In my classroom of gifted learners, I'm required to collect baseline data on my third- and fourth-grade students' reading abilities in order to set measurable learning goals for the year. Unlike most teachers, however, I'm faced with a dilemma to which few can relate: virtually all of my students have already exceeded the grade level standards in reading.
Why is this a problem? On its own, it's far from a problem; exceptional, motivated readers make for a uniquely challenging and fulfilling teaching assignment. But using quantifiable assessment for demonstrating growth is what keeps me at my desk long past the dismissal bell. My peers working with general and even special education students have a difficult, but much clearer mission: increase reading rate, accuracy, and comprehension to meet grade level standards. In today's data-driven education system, high performers' learning can be difficult to measure and hard data doesn't really tell their story.
Grading and reporting is trending toward a goal-setting model. For example, a second grader reading 75 words per minute in March may set a goal to reach 90 words per minute by June. This is a clear and concrete example of using data to make instructional decisions. But should a third grader reading 220 words per minute be encouraged or expected to read any faster? Should an eight-year-old with a sixth-grade reading level need to move to the seventh grade level in order to show meaningful growth? These are the questions I ask myself as I help my students set measurable goals.
A few years ago, I had a third-grade student who conquered any leveled reading inventory I slid across the table. I gave up after the seventh grade level because neither of us was learning anything from it. When I shared this with his parents, their reaction surprised me. "How can we slow him down? We've seen the books designed for readers that age and they're far too sophisticated. We don't want our eight-year-old reading about puberty and drug use." The position I found myself in was this: I was expected to move him from the seventh to the eighth grade reading level in order to demonstrate a year of growth during a year of school. My goal, data collection requirements notwithstanding, was to enrich, but not necessarily increase his present reading ability. Yet how could I measure this enrichment, must less report it?
Wider Readers
I recently gained some perspective on this issue during one of my only successful gardening experiences when I added coleus plants to my flower beds. For those who don't know, coleuses are vibrant pink and green-leaved plants that add striking beauty to an otherwise dull landscape. I nurtured them to encourage quick growth so they'd catch up to their botanical peers.
When stalks of flowers sprung from the middle and quickly doubled each plant's height, I couldn't resist the urge to brag to a friend. "You have to cut those flowers off," she said.
Cut them off? What could be more counterintuitive than inhibiting this obvious measure of success?
"They'll become more full and sprout new leaf growth if you do," she went on. "Otherwise, they'll be too tall and thin and may even topple over. Height isn't what you're aiming for with this plant."

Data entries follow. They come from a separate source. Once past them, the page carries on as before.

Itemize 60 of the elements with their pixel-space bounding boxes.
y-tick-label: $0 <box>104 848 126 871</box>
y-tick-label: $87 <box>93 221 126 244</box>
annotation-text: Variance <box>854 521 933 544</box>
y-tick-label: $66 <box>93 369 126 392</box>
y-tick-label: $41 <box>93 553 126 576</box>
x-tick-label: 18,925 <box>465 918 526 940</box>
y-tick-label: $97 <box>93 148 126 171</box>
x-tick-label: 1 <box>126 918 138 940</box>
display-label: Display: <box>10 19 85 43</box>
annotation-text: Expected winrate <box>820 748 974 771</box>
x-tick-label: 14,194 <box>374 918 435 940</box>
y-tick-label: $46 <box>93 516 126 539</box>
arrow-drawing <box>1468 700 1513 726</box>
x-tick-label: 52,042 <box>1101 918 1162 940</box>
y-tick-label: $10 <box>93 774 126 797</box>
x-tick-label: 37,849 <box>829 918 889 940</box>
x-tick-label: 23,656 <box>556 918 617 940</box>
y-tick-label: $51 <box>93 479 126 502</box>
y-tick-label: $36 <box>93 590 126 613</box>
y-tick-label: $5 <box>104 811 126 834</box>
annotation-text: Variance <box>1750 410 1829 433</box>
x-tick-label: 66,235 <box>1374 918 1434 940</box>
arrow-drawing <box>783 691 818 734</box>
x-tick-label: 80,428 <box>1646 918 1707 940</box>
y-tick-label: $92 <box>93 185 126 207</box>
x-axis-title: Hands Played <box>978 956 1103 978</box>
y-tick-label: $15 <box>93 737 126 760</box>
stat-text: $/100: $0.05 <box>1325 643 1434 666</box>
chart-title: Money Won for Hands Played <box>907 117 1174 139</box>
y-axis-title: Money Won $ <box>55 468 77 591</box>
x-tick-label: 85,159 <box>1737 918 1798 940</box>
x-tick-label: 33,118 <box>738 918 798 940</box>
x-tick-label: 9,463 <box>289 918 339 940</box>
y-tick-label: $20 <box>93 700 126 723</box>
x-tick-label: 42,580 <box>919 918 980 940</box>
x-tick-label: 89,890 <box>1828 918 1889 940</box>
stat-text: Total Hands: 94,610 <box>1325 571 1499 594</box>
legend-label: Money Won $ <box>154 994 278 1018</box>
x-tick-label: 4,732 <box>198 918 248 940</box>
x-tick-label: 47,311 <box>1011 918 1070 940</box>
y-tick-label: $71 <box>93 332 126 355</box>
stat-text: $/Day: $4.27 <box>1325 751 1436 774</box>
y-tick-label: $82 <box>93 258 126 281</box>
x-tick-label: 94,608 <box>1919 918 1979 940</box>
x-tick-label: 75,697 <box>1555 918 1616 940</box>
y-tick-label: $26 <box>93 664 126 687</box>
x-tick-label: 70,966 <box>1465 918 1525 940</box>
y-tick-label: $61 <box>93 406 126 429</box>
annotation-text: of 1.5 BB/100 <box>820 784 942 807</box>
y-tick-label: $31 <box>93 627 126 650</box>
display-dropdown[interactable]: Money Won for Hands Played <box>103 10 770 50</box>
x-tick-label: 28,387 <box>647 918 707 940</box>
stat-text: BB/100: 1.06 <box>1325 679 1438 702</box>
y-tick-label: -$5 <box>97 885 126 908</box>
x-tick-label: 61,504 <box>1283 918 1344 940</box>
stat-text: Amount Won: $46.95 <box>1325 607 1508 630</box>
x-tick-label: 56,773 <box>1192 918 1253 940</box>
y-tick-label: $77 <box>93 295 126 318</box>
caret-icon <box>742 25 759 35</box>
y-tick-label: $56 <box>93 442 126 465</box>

As I begrudgingly trimmed the flower stalks, I realized that my students are not unlike coleus plants. They can show impressive growth in a short amount of time. After all, they read fast. They retell accurately. They answer questions correctly. And they get better at it all the time. But continuing to measure and teach to these expectations alone only makes the students "taller" readers. I want them think more deeply, make connections to content area learning, apply reading skills to research projects, and expand knowledge by exploring various genres. I want them to be "wider" readers and grow new leaves.
Alternative Assessments
An example of a fluency performance task I've used is reading aloud. I ask students to practice a poem or favorite excerpt from a book to share with the class. Using a rubric to score the presentation, I evaluate expression that matches the content or author's voice rather than the student's rate or even accuracy. And as an alternative to traditional comprehension assessment, I use clear criteria to track and measure the quality of student responses in book club or shared inquiry discussions. I look for active listening, complexity of ideas, and contributions that build on the ideas of others.
Any checklist of indicators of gifted children includes points like advanced vocabulary, large storehouse of information and elaborate thinking. But if a gifted child can't share that thinking with others, there's no expansion. These students are our future politicians, professionals and creative problem-solvers; they need to have strong communication skills so they can get their ideas across to an audience. Students self-assessing their own speaking and listening can be part of evaluation. When they internalize specific criteria, they can raise the ceiling of expectations for themselves. While reading aloud, tracking student listening and responses and using students' self-evaluation information aren't the only assessments I use, they demonstrate alternative ways to measure fluency and comprehension in a way that challenges the highly capable learner.
There is much work to be done in meaningful assessment of our gifted readers. They deserve the chance to demonstrate growth and achievement in ways that match their learning needs. We need to expand our assessment practices and beliefs about growth indicators. Not all gifted readers are in specialized programs, so exploration of this topic potentially benefits all reading teachers. In fact, the outcomes may extend beyond the gifted classroom and have indications for general education as we consider more purposeful measurement of success. Our advanced readers may not be meeting their own potential even when their performance far outweighs peers. Rigorous and comprehensive assessment is necessary to challenge both students and teachers to meet high expectations. Help us grow, too.